I was thrilled to find out yesterday that the American Library Association selected me as an “Emerging Leader” for 2015. Still waiting for the official announcement to share on my library school’s website, but I wanted to share some parts of my application, since I would have felt more confident that I was on the right track had past participants posted theirs. I’ve taken out a couple of paragraphs that were a little personal.
(Quick note: I don’t post my CV online, but I think this worked pretty well in conjunction with it. If you’re applying to Emerging Leaders, I’ll send you all my materials and look over your work if you’d like.)
Thanks to everyone who looked this over for me, especially my professors David Shumaker and Nathan Putnam (Emerged Leader), and to the fine folks who helped round out my package with what I’m sure were stellar recommendations (shout out to my boss for supporting me in this endeavor after knowing me for about 2 weeks). Thanks also to the ALATT people who have been ridiculously supportive in helping me brainstorm how I’m going to get the money to pay for my airfare to Chicago and San Francisco. It was exciting to hear from 2 other Emerging Leaders so far on twitter/FB, can’t wait to meet the rest of our cohort!
By the way, the divisions I applied to for sponsorship were: ALCTS, ALSC, LLAMA, LITA, PLA, RUSA, YALSA. If you’re involved with any of these and can tell me about other potential sources of funding, I’d appreciate it. Because I’m a serial complainer, here is a quick outline of my downer thoughts: I’m less than pleased that we’re being charged for registration to the meetings – it seems like ALA should waive the registration fee as a courtesy to applicants who didn’t receive $1000 from a division. The notification should also be done sooner – we applied in July and an earlier announcement would have given me time to apply to other funding sources without feeling like I was potentially taking an opportunity from someone else. Also, I think ALA needs to revisit how people are selected: I’m inclined to think that all sponsored slots should be reserved for minorities, or that people who are located in the city where a meeting is happening that year should only be eligible for a partial financial award. And, I think when practicable, applicants from an institution that hasn’t had an Emerging Leader sponsored recently should take precedence. I feel kind of unwanted by the sections that I applied to for sponsorship – maybe a solution would be to make the award amount to sponsor an Emerging Leader smaller so that everyone can receive the same financial benefit?

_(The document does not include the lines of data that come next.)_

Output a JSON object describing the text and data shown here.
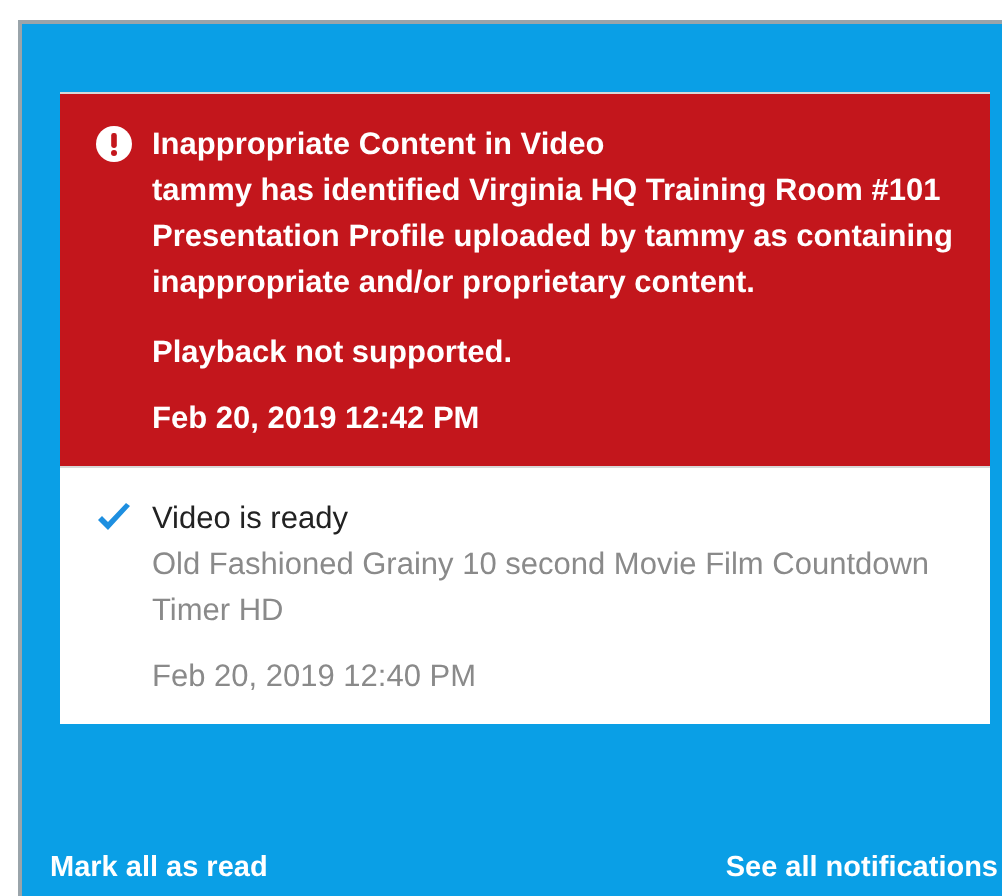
{
  "notifications": [
    {
      "kind": "alert",
      "title": "Inappropriate Content in Video",
      "body": "tammy has identified Virginia HQ Training Room #101 Presentation Profile uploaded by tammy as containing inappropriate and/or proprietary content.",
      "note": "Playback not supported.",
      "time": "Feb 20, 2019 12:42 PM"
    },
    {
      "kind": "ready",
      "title": "Video is ready",
      "body": "Old Fashioned Grainy 10 second Movie Film Countdown Timer HD",
      "time": "Feb 20, 2019 12:40 PM"
    }
  ],
  "footer": {
    "mark_all": "Mark all as read",
    "see_all": "See all notifications"
  }
}
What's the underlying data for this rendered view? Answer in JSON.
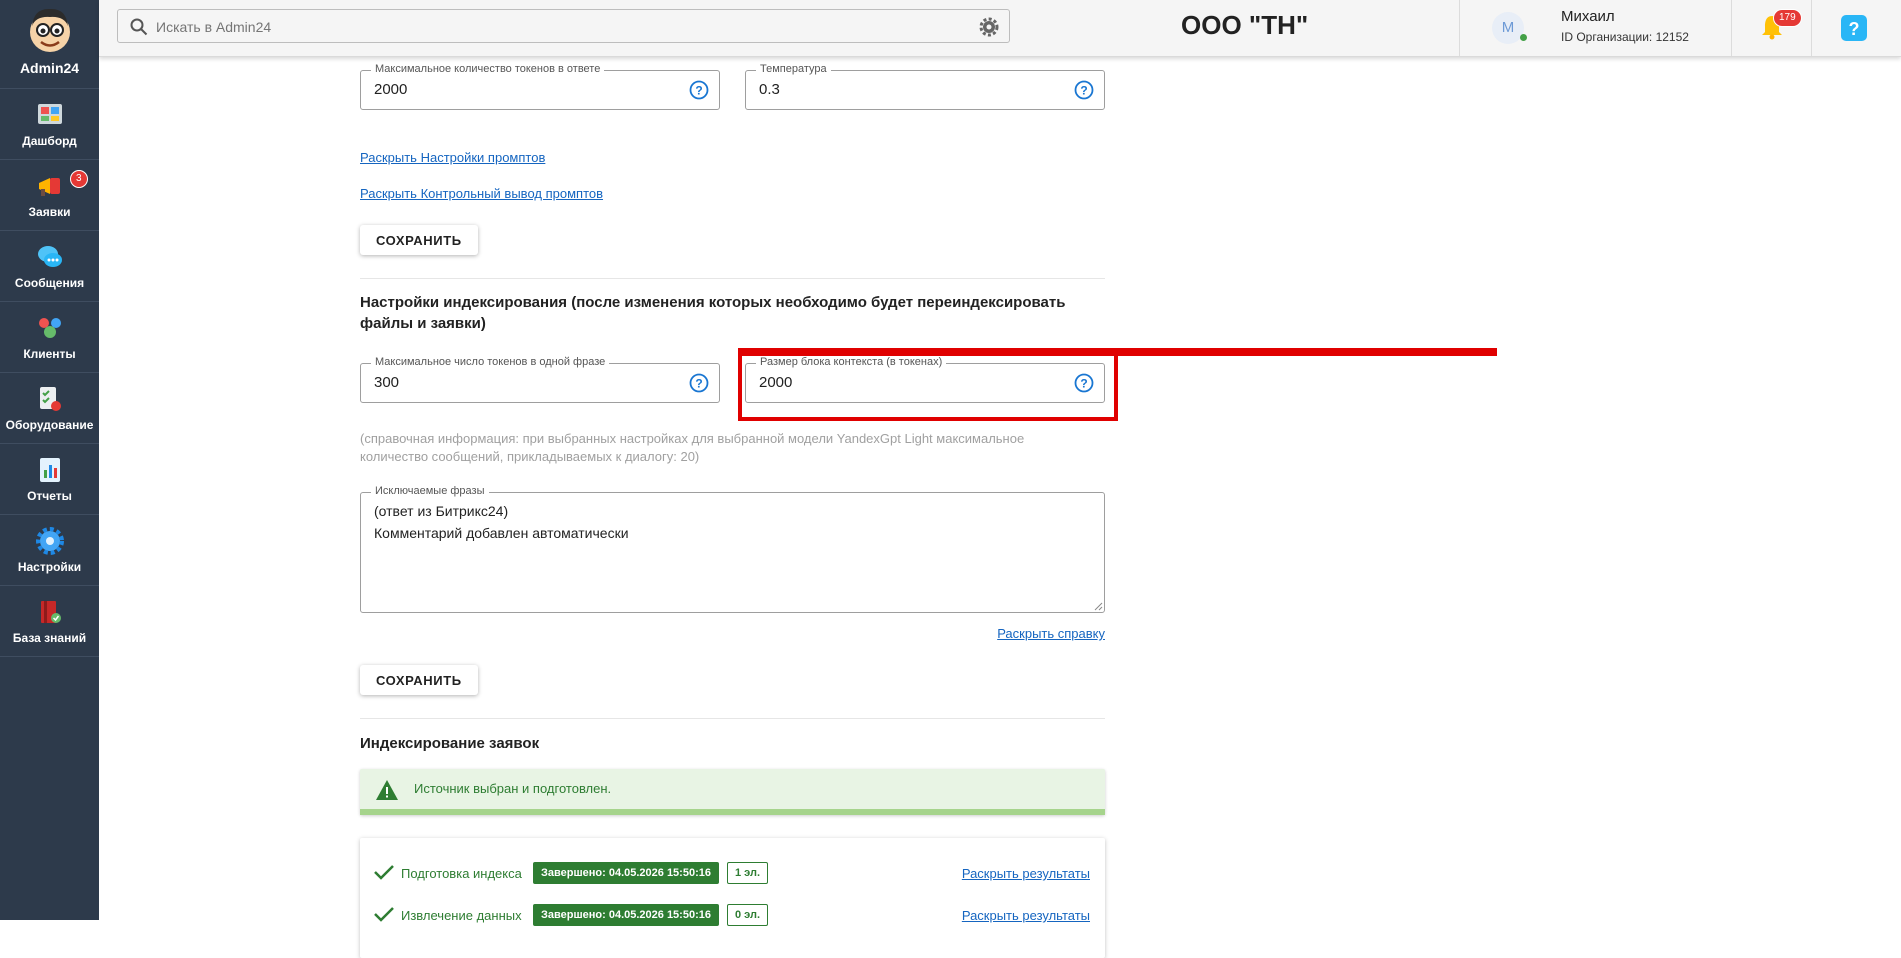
{
  "app": {
    "name": "Admin24"
  },
  "sidebar": {
    "items": [
      {
        "label": "Дашборд",
        "icon": "dashboard-icon"
      },
      {
        "label": "Заявки",
        "icon": "megaphone-icon",
        "badge": "3"
      },
      {
        "label": "Сообщения",
        "icon": "chat-icon"
      },
      {
        "label": "Клиенты",
        "icon": "clients-icon"
      },
      {
        "label": "Оборудование",
        "icon": "equipment-icon"
      },
      {
        "label": "Отчеты",
        "icon": "reports-icon"
      },
      {
        "label": "Настройки",
        "icon": "gear-icon"
      },
      {
        "label": "База знаний",
        "icon": "knowledge-base-icon"
      }
    ]
  },
  "header": {
    "search_placeholder": "Искать в Admin24",
    "org_title": "ООО \"ТН\"",
    "user_initial": "M",
    "user_name": "Михаил",
    "user_org": "ID Организации: 12152",
    "notifications_count": "179"
  },
  "main": {
    "max_tokens_label": "Максимальное количество токенов в ответе",
    "max_tokens_value": "2000",
    "temperature_label": "Температура",
    "temperature_value": "0.3",
    "expand_prompt_settings": "Раскрыть Настройки промптов",
    "expand_prompt_output": "Раскрыть Контрольный вывод промптов",
    "save_label": "СОХРАНИТЬ",
    "indexing_title": "Настройки индексирования (после изменения которых необходимо будет переиндексировать файлы и заявки)",
    "max_phrase_tokens_label": "Максимальное число токенов в одной фразе",
    "max_phrase_tokens_value": "300",
    "context_block_label": "Размер блока контекста (в токенах)",
    "context_block_value": "2000",
    "reference_info": "(справочная информация: при выбранных настройках для выбранной модели YandexGpt Light максимальное количество сообщений, прикладываемых к диалогу: 20)",
    "excluded_phrases_label": "Исключаемые фразы",
    "excluded_phrases_lines": [
      "(ответ из Битрикс24)",
      "Комментарий добавлен автоматически"
    ],
    "expand_help": "Раскрыть справку",
    "save_label_2": "СОХРАНИТЬ",
    "ticket_indexing_title": "Индексирование заявок",
    "source_status": "Источник выбран и подготовлен.",
    "steps": [
      {
        "label": "Подготовка индекса",
        "status": "Завершено: 04.05.2026 15:50:16",
        "count": "1 эл.",
        "link": "Раскрыть результаты"
      },
      {
        "label": "Извлечение данных",
        "status": "Завершено: 04.05.2026 15:50:16",
        "count": "0 эл.",
        "link": "Раскрыть результаты"
      }
    ]
  },
  "colors": {
    "sidebar_bg": "#2d3a4b",
    "highlight": "#e00000",
    "success": "#2e7d32",
    "link": "#1565c0"
  }
}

On a more positive note: RUSA gives out free student memberships, and that’s pretty cool. I encourage people to take advantage of this – it’s really painless and I’m really digging the MARS reviews of reference tracking software. It meant a lot to me to feel supported in this small way and I’ll definitely pay it forward when I graduate and have some money again!
Anyway, here goes:
Please describe your leadership, community, civic, and volunteer experiences:
I was an active Girl Scout from ages 6-15, so that should tell you a little bit about my propensity for do-gooderism. I’ve taught Sunday school nearly every year since 9th grade, and have likewise been a regular volunteer at food pantries. In high school, I was on yearbook and was president of the student body. I don’t generally talk about high school on professional applications, but my experience in student government is directly related to my current career path and illustrates my long-term engagement with creating learning communities. There are two accomplishments that give a snapshot of my leadership approach. First, I created a school-wide Blackboard course that we used to gather student feedback using Blackboard’s Discussion Board feature. The success of this initiative was such that the student government continued to use Blackboard after my graduation, and I’m currently in discussions with my university’s Special Libraries Association chapter and the dean of the library science department to create a Blackboard course for all students in our department. My second initiative was to award surplus student government money to student groups in a competitive “grant” process. I created a form that students used to propose special programs or equipment, and assembled a panel of student reviewers. This panel invited promising proposal writers to present their projects, and subsequently voted on which projects to fund. We also brought particularly innovative projects to the Parent Teacher Association and were able to secure matching funds on several occasions. This program has continued for nearly 10 years and continues to provide students with opportunities to practice grantwriting and public speaking.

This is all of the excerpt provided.